Apr 21, 2016

Repartition Spark Dataframes

When using spark dataframes, we may have one common question:

Do we need to repartition the data frame by some field(s) commonly used in later joins or aggregations?

It is really not a simple question for we have to calculate carefully on the communication cost, partition shuffle cost, etc. My experience is that, when joining large data, YOU SHOULD!

HOW?
Repartitioning the spark data frame by some fields is not that straightforward, because the data frame object does not come with .partitionBy() method. However, dataframe is essentially a RDD with structured type mapping, so we can repartition the underlying RDD and create a new data frame out of that. Here is the code in pyspark:

sqlsc = SQLContext(sc)
df_new = sqlsc.createDataFrame(
    df_old.rdd.map(lambda x: (x[0], x)).partitionBy(5).values(),
    df_old.schema)

In the above code, df_new is created via partitioning df_old into 5 partitions by the first field as the key.

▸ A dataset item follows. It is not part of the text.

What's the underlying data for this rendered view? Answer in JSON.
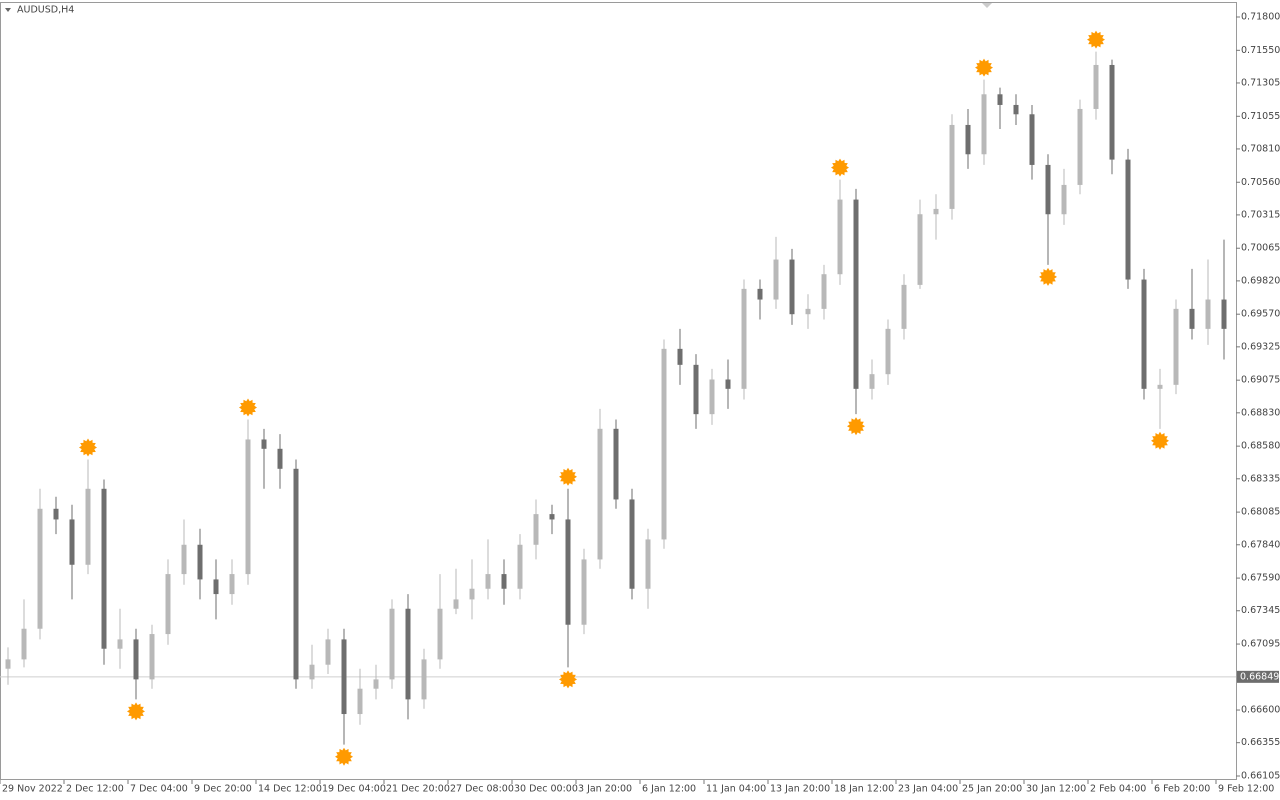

I still have to emphasize that weigh the benefit and cost carefully before you do the repartition for repartition cost is also high. Other than joining large data frames, I don't do the repartition in my practice. Another way to speed up the join when data is not that large is to try dataframe.coalesce(numPartitions) function (since v1.4) to reduce the number of partitions. Shuffling the data is typically not involved in the coalesce operation.